On the second day the girls made a pH column and their own indicators with vegetables, and then explored the big mystery of Hogwarts - who had poisoned Dumbledore. They used flame tests on samples from the suspects’ shoes to find out.

On the last day the girls took part in a day of astronomy, finding out all about the sun, comets and asteroids, and using microscopes to find their very own micro-meteorites to take home with them. They also took part in a stargazing tutorial so that they can take their own family stargazing.

Izzy Curphey, from Rosemellin Primary School said: “I really enjoyed it. The thing I enjoyed most was the Space Day…it was amazing.”

Imogen Spurring, from St. Mary’s Primary School in Truro, added: “I loved the Summer Camp and would like to do it all again. It really got me into science, engineering and astronomy.”

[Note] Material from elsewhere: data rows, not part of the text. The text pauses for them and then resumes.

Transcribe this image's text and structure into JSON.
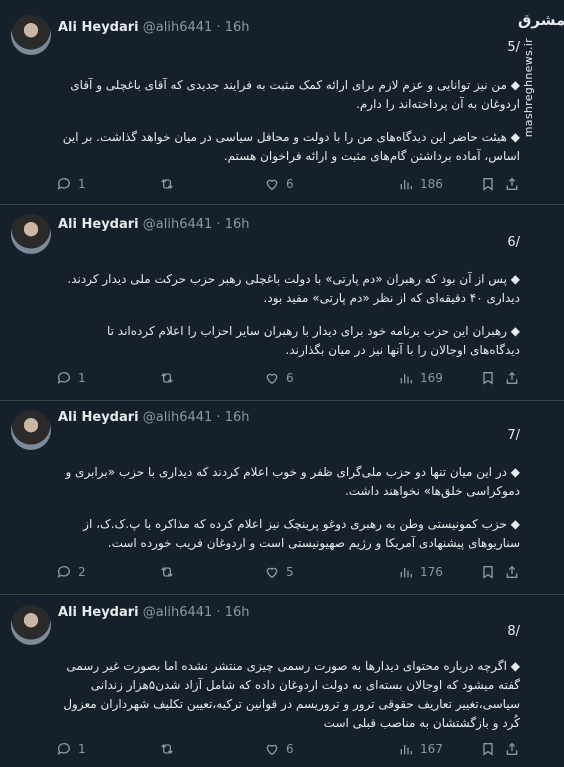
{
  "watermark": {
    "logo": "مشرق",
    "site": "mashreghnews.ir"
  },
  "tweets": [
    {
      "author": "Ali Heydari",
      "handle": "@alih6441",
      "sep": "·",
      "time": "16h",
      "number": "5/",
      "paragraphs": [
        "◆ من نیز توانایی و عزم لازم برای ارائه کمک مثبت به فرایند جدیدی که آقای باغچلی و آقای اردوغان به آن پرداخته‌اند را دارم.",
        "◆ هیئت حاضر این دیدگاه‌های من را با دولت و محافل سیاسی در میان خواهد گذاشت. بر این اساس، آماده برداشتن گام‌های مثبت و ارائه فراخوان هستم."
      ],
      "replies": "1",
      "retweets": "",
      "likes": "6",
      "views": "186"
    },
    {
      "author": "Ali Heydari",
      "handle": "@alih6441",
      "sep": "·",
      "time": "16h",
      "number": "6/",
      "paragraphs": [
        "◆ پس از آن بود که رهبران «دم پارتی» با دولت باغچلی رهبر حزب حرکت ملی دیدار کردند. دیداری ۴۰ دقیقه‌ای که از نظر «دم پارتی» مفید بود.",
        "◆ رهبران این حزب برنامه خود برای دیدار با رهبران سایر احزاب را اعلام کرده‌اند تا دیدگاه‌های اوجالان را با آنها نیز در میان بگذارند."
      ],
      "replies": "1",
      "retweets": "",
      "likes": "6",
      "views": "169"
    },
    {
      "author": "Ali Heydari",
      "handle": "@alih6441",
      "sep": "·",
      "time": "16h",
      "number": "7/",
      "paragraphs": [
        "◆ در این میان تنها دو حزب ملی‌گرای ظفر و خوب اعلام کردند که دیداری با حزب «برابری و دموکراسی خلق‌ها» نخواهند داشت.",
        "◆ حزب کمونیستی وطن به رهبری دوغو پرینچک نیز اعلام کرده که مذاکره با پ.ک.ک، از سناریوهای پیشنهادی آمریکا و رژیم صهیونیستی است و اردوغان فریب خورده است."
      ],
      "replies": "2",
      "retweets": "",
      "likes": "5",
      "views": "176"
    },
    {
      "author": "Ali Heydari",
      "handle": "@alih6441",
      "sep": "·",
      "time": "16h",
      "number": "8/",
      "paragraphs": [
        "◆ اگرچه درباره محتوای دیدارها به صورت رسمی چیزی منتشر نشده اما بصورت غیر رسمی گفته میشود که اوجالان بسته‌ای به دولت اردوغان داده که شامل آزاد شدن۵هزار زندانی سیاسی،تغییر تعاریف حقوقی ترور و تروریسم در قوانین ترکیه،تعیین تکلیف شهرداران معزول کُرد و بازگشتشان به مناصب قبلی است"
      ],
      "replies": "1",
      "retweets": "",
      "likes": "6",
      "views": "167"
    }
  ]
}
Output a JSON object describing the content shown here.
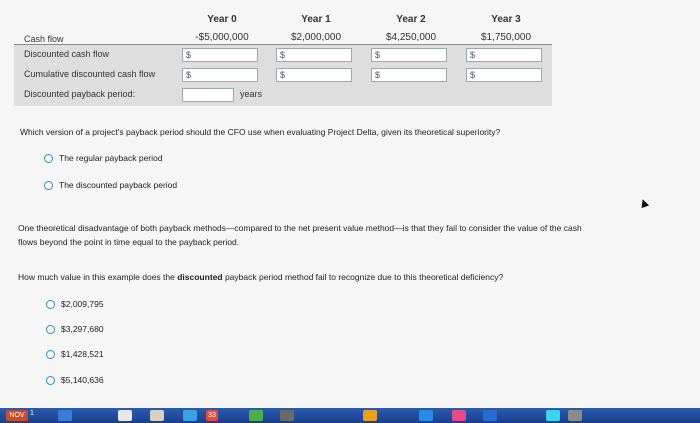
{
  "table": {
    "headers": [
      "Year 0",
      "Year 1",
      "Year 2",
      "Year 3"
    ],
    "cash_flow_label": "Cash flow",
    "cash_flows": [
      "-$5,000,000",
      "$2,000,000",
      "$4,250,000",
      "$1,750,000"
    ],
    "discounted_label": "Discounted cash flow",
    "cumulative_label": "Cumulative discounted cash flow",
    "payback_label": "Discounted payback period:",
    "dollar_sign": "$",
    "years_label": "years"
  },
  "q1": {
    "text": "Which version of a project's payback period should the CFO use when evaluating Project Delta, given its theoretical superiority?",
    "options": [
      "The regular payback period",
      "The discounted payback period"
    ]
  },
  "q2": {
    "paragraph_line1": "One theoretical disadvantage of both payback methods—compared to the net present value method—is that they fail to consider the value of the cash",
    "paragraph_line2": "flows beyond the point in time equal to the payback period."
  },
  "q3": {
    "text_before": "How much value in this example does the ",
    "text_bold": "discounted",
    "text_after": " payback period method fail to recognize due to this theoretical deficiency?",
    "options": [
      "$2,009,795",
      "$3,297,680",
      "$1,428,521",
      "$5,140,636"
    ]
  },
  "taskbar": {
    "badge": "33",
    "start_label": "NOV",
    "counter": "1"
  }
}
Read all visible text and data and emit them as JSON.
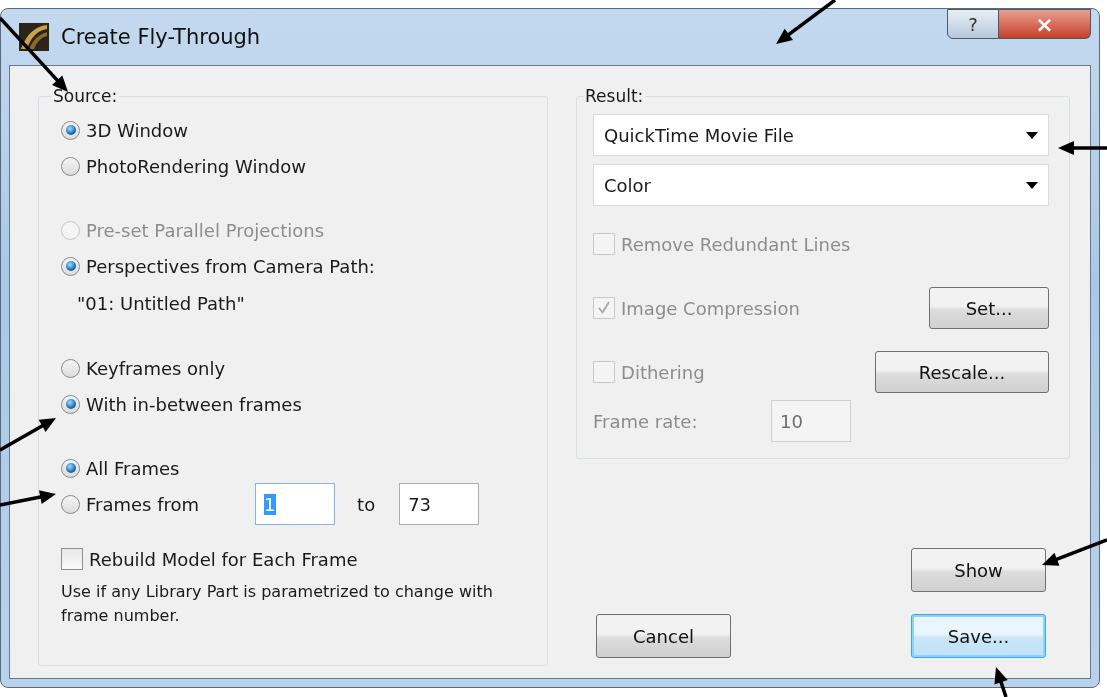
{
  "window": {
    "title": "Create Fly-Through",
    "help_button": "?",
    "close_button": "×"
  },
  "source": {
    "label": "Source:",
    "groups": [
      {
        "options": [
          {
            "label": "3D Window",
            "selected": true,
            "disabled": false
          },
          {
            "label": "PhotoRendering Window",
            "selected": false,
            "disabled": false
          }
        ]
      },
      {
        "options": [
          {
            "label": "Pre-set Parallel Projections",
            "selected": false,
            "disabled": true
          },
          {
            "label": "Perspectives from Camera Path:",
            "selected": true,
            "disabled": false
          }
        ],
        "path": "\"01: Untitled Path\""
      },
      {
        "options": [
          {
            "label": "Keyframes only",
            "selected": false,
            "disabled": false
          },
          {
            "label": "With in-between frames",
            "selected": true,
            "disabled": false
          }
        ]
      },
      {
        "options": [
          {
            "label": "All Frames",
            "selected": true,
            "disabled": false
          },
          {
            "label": "Frames from",
            "selected": false,
            "disabled": false
          }
        ]
      }
    ],
    "range": {
      "from": "1",
      "from_selected": true,
      "to_label": "to",
      "to": "73"
    },
    "rebuild": {
      "label": "Rebuild Model for Each Frame",
      "checked": false,
      "disabled": false
    },
    "note": "Use if any Library Part is parametrized to change with frame number."
  },
  "result": {
    "label": "Result:",
    "dropdowns": [
      {
        "value": "QuickTime Movie File"
      },
      {
        "value": "Color"
      }
    ],
    "checkboxes": [
      {
        "label": "Remove Redundant Lines",
        "checked": false,
        "disabled": true
      },
      {
        "label": "Image Compression",
        "checked": true,
        "disabled": true,
        "button": "Set..."
      },
      {
        "label": "Dithering",
        "checked": false,
        "disabled": true,
        "button": "Rescale..."
      }
    ],
    "frame_rate": {
      "label": "Frame rate:",
      "value": "10",
      "disabled": true
    }
  },
  "buttons": [
    {
      "label": "Show",
      "kind": "show",
      "default": false
    },
    {
      "label": "Cancel",
      "kind": "cancel",
      "default": false
    },
    {
      "label": "Save...",
      "kind": "save",
      "default": true
    }
  ]
}
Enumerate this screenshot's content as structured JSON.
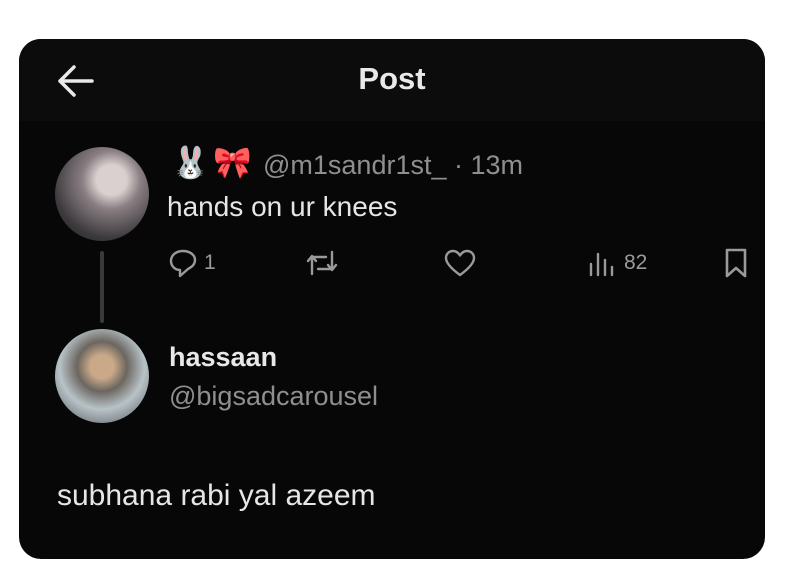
{
  "header": {
    "title": "Post",
    "back_icon": "arrow-left-icon"
  },
  "original_post": {
    "emojis": [
      "🐰",
      "🎀"
    ],
    "handle": "@m1sandr1st_",
    "time": "· 13m",
    "text": "hands on ur knees",
    "actions": {
      "reply_count": "1",
      "views_count": "82",
      "icons": [
        "reply-icon",
        "repost-icon",
        "like-icon",
        "views-icon",
        "bookmark-icon"
      ]
    }
  },
  "reply": {
    "name": "hassaan",
    "handle": "@bigsadcarousel",
    "text": "subhana rabi yal azeem"
  },
  "colors": {
    "background": "#070707",
    "text": "#e6e6e6",
    "muted": "#8f8f8f"
  }
}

The Summer Camp finished with a presentation event for the girls and their parents, where their many achievements over the past few days were recognised. Thea Sladen from St. Buryan Primary School in Penzance won the award for Most Promising Young Chemist, Isabel Sewell from Bosvigo Primary School in Truro was awarded Most Promising Young Astronomer, and Agnes Wade, also from Bosvigo School, won Most Promising Young Engineer.

CSIA principal Ian Kenworthy added: “Not only was the Summer Camp designed to inspire everyone involved, but to build confidence in STEM - a highly-skilled, highly-paid, high-growth sector industry - and foster a passion for these subjects from an early age.

“It’s vital to encourage girls to pursue these fields of interest, to break down stereotypes and showcase what incredibly creative and fulfilling careers they can have in the STEM industries.”